Le 2ème Cantique Abraham and Isaac vient ainsi clore la soirée dans la plus grande et spectaculaire profondeur, les voix de ténor et de contre-ténor (ou contralto) s’y épanouissant le plus pleinement : créé en 1952 par Peter Pears et la contralto Kathleen Ferrier, ce dialogue bouleversant entre Abraham et son fils autour du sacrifice que Dieu exige du père associe en osmose les deux voix réunies. Il s’agit ce soir de celles du ténor Allan Clayton et du contre-ténor Christopher Lowrey. Celui-ci possède une voix lumineuse et très claire de timbre, souple et d’une tenue exemplaire. Tout autant que son partenaire, il fait preuve d’une émotion à fleur de peau et constamment palpable par l’auditeur.
Le premier cantique, pour piano et ténor, et son interprète de la soirée, demeurent pleinement en place : remarquable interprète de Peter Grimes encore tout récemment à l’Opéra Garnier (notre compte-rendu), Allan Clayton révèle une voix radieuse et claire, saisissante par son engagement, large aussi mais capable de s’alléger presque jusqu’au murmure sans pour autant perdre de sa luminosité et de son impact (même lorsque l’artiste intervient depuis la coulisse). Ses interventions témoignent d’une sensibilité toute spécifique à cette écriture et au message qu’elle propose.
Pour le 3ème Cantique, Still falls the rain, ils sont rejoints par le corniste émérite Richard Watkins, tandis que la harpiste Olivia Jageurs accompagne en solo de merveilles Allan Clayton dans The Death of Saint Narcissus, 5ème et dernier opus des Canticles (créé en 1974 par le ténor et compagnon de vie de Benjamin Britten, Peter Pears). Le 4ème Cantique associe au piano le ténor avec baryton -ici George Humphreys à la voix autoritaire et parfaitement projetée- et contre-ténor, ce dernier type de voix se trouvant très présente dans l’œuvre générale du compositeur (une nouvelle occasion de pleurer le récemment disparu James Bowman).
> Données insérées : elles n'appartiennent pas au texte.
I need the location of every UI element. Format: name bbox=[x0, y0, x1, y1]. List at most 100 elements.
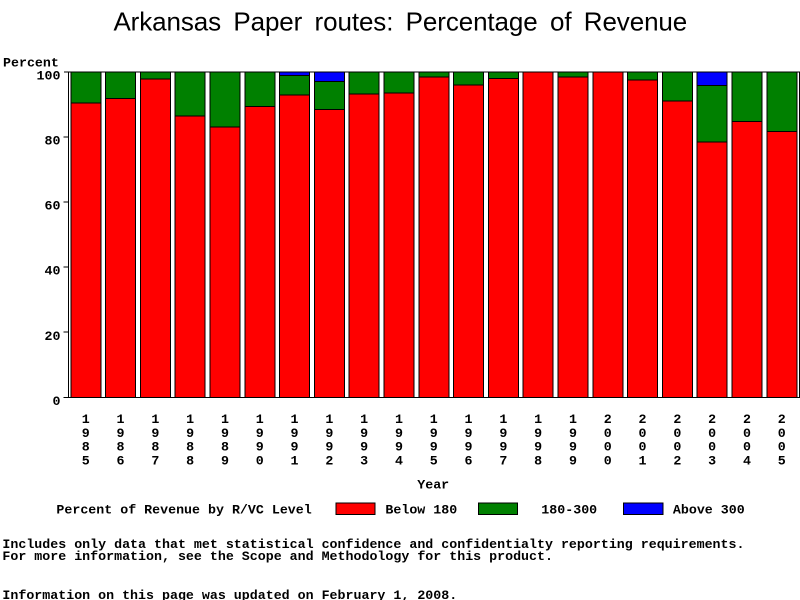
svg-text:1: 1 bbox=[291, 453, 299, 468]
svg-text:9: 9 bbox=[360, 440, 368, 455]
svg-text:0: 0 bbox=[708, 440, 716, 455]
svg-text:1: 1 bbox=[360, 412, 368, 427]
svg-text:1: 1 bbox=[117, 412, 125, 427]
svg-text:40: 40 bbox=[45, 264, 61, 279]
svg-text:1: 1 bbox=[499, 412, 507, 427]
svg-text:4: 4 bbox=[395, 453, 403, 468]
svg-text:For more information, see the: For more information, see the Scope and … bbox=[2, 549, 553, 564]
svg-text:2: 2 bbox=[673, 453, 681, 468]
svg-text:9: 9 bbox=[569, 453, 577, 468]
svg-text:8: 8 bbox=[82, 440, 90, 455]
svg-text:80: 80 bbox=[45, 134, 61, 149]
svg-text:0: 0 bbox=[708, 426, 716, 441]
svg-text:0: 0 bbox=[778, 426, 786, 441]
svg-text:20: 20 bbox=[45, 329, 61, 344]
svg-text:0: 0 bbox=[743, 440, 751, 455]
svg-text:1: 1 bbox=[221, 412, 229, 427]
svg-text:9: 9 bbox=[395, 440, 403, 455]
svg-text:2: 2 bbox=[743, 412, 751, 427]
svg-text:9: 9 bbox=[534, 440, 542, 455]
svg-text:9: 9 bbox=[534, 426, 542, 441]
svg-text:4: 4 bbox=[743, 453, 751, 468]
svg-text:9: 9 bbox=[465, 440, 473, 455]
svg-text:8: 8 bbox=[186, 440, 194, 455]
svg-text:1: 1 bbox=[325, 412, 333, 427]
svg-text:1: 1 bbox=[291, 412, 299, 427]
svg-text:Arkansas Paper routes: Percent: Arkansas Paper routes: Percentage of Rev… bbox=[113, 7, 687, 37]
svg-text:6: 6 bbox=[117, 453, 125, 468]
svg-text:8: 8 bbox=[534, 453, 542, 468]
svg-text:9: 9 bbox=[430, 426, 438, 441]
svg-text:9: 9 bbox=[221, 453, 229, 468]
svg-text:0: 0 bbox=[743, 426, 751, 441]
svg-text:9: 9 bbox=[499, 426, 507, 441]
svg-text:9: 9 bbox=[291, 440, 299, 455]
svg-text:2: 2 bbox=[708, 412, 716, 427]
svg-text:0: 0 bbox=[639, 426, 647, 441]
svg-text:1: 1 bbox=[534, 412, 542, 427]
svg-text:1: 1 bbox=[151, 412, 159, 427]
svg-text:Below 180: Below 180 bbox=[385, 503, 457, 518]
svg-text:3: 3 bbox=[360, 453, 368, 468]
svg-text:1: 1 bbox=[569, 412, 577, 427]
svg-text:1: 1 bbox=[639, 453, 647, 468]
svg-text:2: 2 bbox=[778, 412, 786, 427]
svg-text:8: 8 bbox=[186, 453, 194, 468]
svg-text:7: 7 bbox=[499, 453, 507, 468]
svg-text:9: 9 bbox=[325, 440, 333, 455]
svg-text:9: 9 bbox=[82, 426, 90, 441]
svg-text:100: 100 bbox=[37, 69, 61, 84]
svg-text:9: 9 bbox=[221, 426, 229, 441]
svg-text:Information on this page was u: Information on this page was updated on … bbox=[2, 588, 457, 600]
svg-text:5: 5 bbox=[82, 453, 90, 468]
svg-text:1: 1 bbox=[465, 412, 473, 427]
svg-text:Year: Year bbox=[417, 478, 449, 493]
svg-text:0: 0 bbox=[778, 440, 786, 455]
svg-text:1: 1 bbox=[186, 412, 194, 427]
svg-text:0: 0 bbox=[53, 394, 61, 409]
svg-text:9: 9 bbox=[117, 426, 125, 441]
svg-text:9: 9 bbox=[569, 440, 577, 455]
svg-text:8: 8 bbox=[117, 440, 125, 455]
svg-text:9: 9 bbox=[569, 426, 577, 441]
svg-text:0: 0 bbox=[256, 453, 264, 468]
svg-text:Percent: Percent bbox=[3, 55, 59, 70]
svg-text:1: 1 bbox=[395, 412, 403, 427]
svg-text:0: 0 bbox=[639, 440, 647, 455]
svg-text:1: 1 bbox=[256, 412, 264, 427]
svg-text:7: 7 bbox=[151, 453, 159, 468]
svg-text:2: 2 bbox=[639, 412, 647, 427]
svg-text:Includes only data that met st: Includes only data that met statistical … bbox=[2, 537, 744, 552]
svg-text:9: 9 bbox=[499, 440, 507, 455]
svg-text:2: 2 bbox=[325, 453, 333, 468]
svg-text:9: 9 bbox=[395, 426, 403, 441]
svg-text:8: 8 bbox=[151, 440, 159, 455]
svg-text:1: 1 bbox=[430, 412, 438, 427]
svg-text:3: 3 bbox=[708, 453, 716, 468]
svg-text:0: 0 bbox=[604, 453, 612, 468]
svg-text:60: 60 bbox=[45, 199, 61, 214]
svg-text:180-300: 180-300 bbox=[541, 503, 597, 518]
svg-text:9: 9 bbox=[360, 426, 368, 441]
svg-text:9: 9 bbox=[325, 426, 333, 441]
svg-text:0: 0 bbox=[673, 426, 681, 441]
svg-text:9: 9 bbox=[151, 426, 159, 441]
svg-text:9: 9 bbox=[256, 440, 264, 455]
svg-text:9: 9 bbox=[256, 426, 264, 441]
svg-text:0: 0 bbox=[673, 440, 681, 455]
svg-text:9: 9 bbox=[465, 426, 473, 441]
svg-text:5: 5 bbox=[430, 453, 438, 468]
svg-text:Percent of Revenue by R/VC Lev: Percent of Revenue by R/VC Level bbox=[56, 503, 311, 518]
svg-text:8: 8 bbox=[221, 440, 229, 455]
svg-text:Above 300: Above 300 bbox=[673, 503, 745, 518]
svg-text:2: 2 bbox=[673, 412, 681, 427]
svg-text:9: 9 bbox=[291, 426, 299, 441]
svg-text:1: 1 bbox=[82, 412, 90, 427]
svg-text:0: 0 bbox=[604, 426, 612, 441]
svg-text:0: 0 bbox=[604, 440, 612, 455]
svg-text:2: 2 bbox=[604, 412, 612, 427]
svg-text:9: 9 bbox=[186, 426, 194, 441]
svg-text:9: 9 bbox=[430, 440, 438, 455]
svg-text:5: 5 bbox=[778, 453, 786, 468]
svg-text:6: 6 bbox=[465, 453, 473, 468]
Au piano, Julius Drake déploie ces mêmes qualités d’authenticité, mais aussi de précision et de générosité. Ponctuant la soirée de la lecture de textes anglais en corrélation avec les Canticles, la comédienne anglaise de théâtre, Dame Harriet Walter apporte un lustre encore plus particulier à cette soirée. Le public français la connaît notamment par ses interprétations au sein de séries télévisées anglaises fort populaires, The Crown (Lady Churchill) et bien entendu Downton Abbey (Lady Prudence Shackleton).
Le public du Théâtre de l’Athénée, manifestement placé sous le coup de l’émotion, met un bon moment avant de réagir par des applaudissements fournis, puis en rappelant avec insistance et à plusieurs reprises l’ensemble des interprètes de cette fort belle soirée.